Si tu relies bien mon petit TUTO en haut, il est bien écrit que tu dois éteindre ton iPhone et puis passer a l'action


----------



## Tosay (19 Septembre 2013)

Problème qu'a constaté un de mes amis sur i4

Quand il est en lecture de musique et qu'il déverouille son iphone, la musique déconne un max (elle se coupe ou change d'album...)


----------



## Neutre0 (19 Septembre 2013)

Fynchi a dit:


> *Problème de lenteur/latence du clavier* -> il faut simplement faire un *reset des settings* (donc cela ne va pas affecter les données). Cela fonctionne parfaitement depuis pour moi.

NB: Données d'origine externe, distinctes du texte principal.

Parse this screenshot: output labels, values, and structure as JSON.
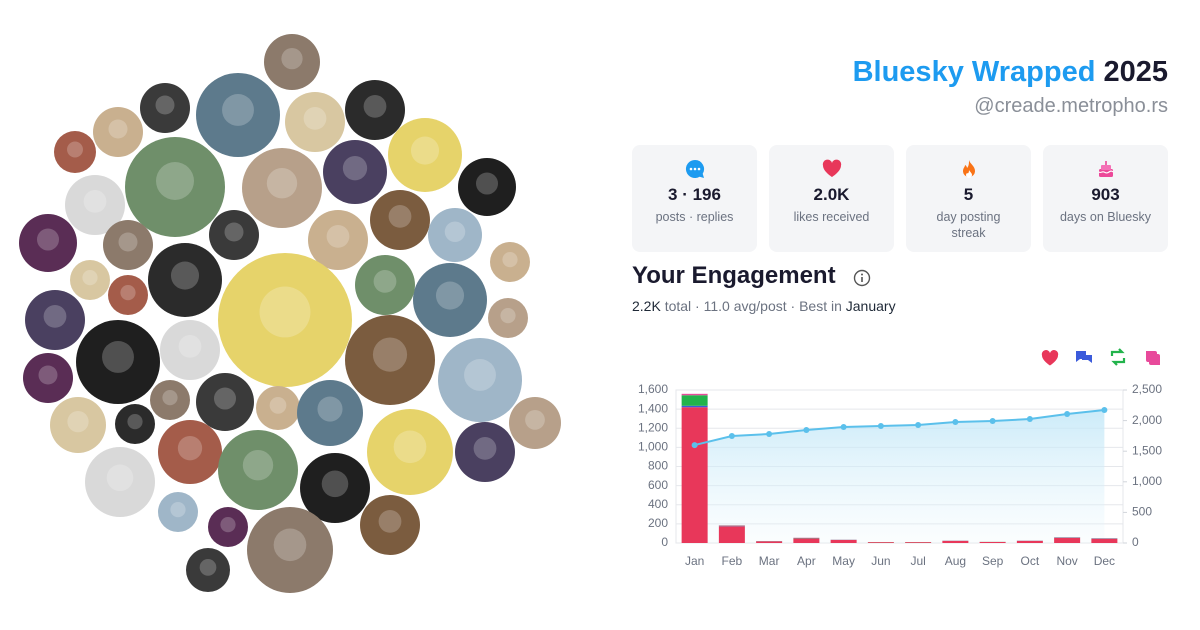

Le problème n'est pas qu'avec le clavier, y a la latence des animations sur le plan global qui est trop grosse, le scrolling sur une liste de contactes, musiques, menus,... qui laggs. Les deux panneaux en haut et du bas sont aussi lent...


----------



## arlestof (19 Septembre 2013)

Installation aujourd'hui de l'ios7. Et je constate que mes podcasts qui étaient dans musique ont complètement disparu, ainsi que de mon itunes ! Comment faire, je peux les recupérer ?


----------



## Neutre0 (19 Septembre 2013)

arlestof a dit:


> Installation aujourd'hui de l'ios7. Et je constate que mes podcasts qui étaient dans musique ont complètement disparu, ainsi que de mon itunes ! Comment faire, je peux les recupérer ?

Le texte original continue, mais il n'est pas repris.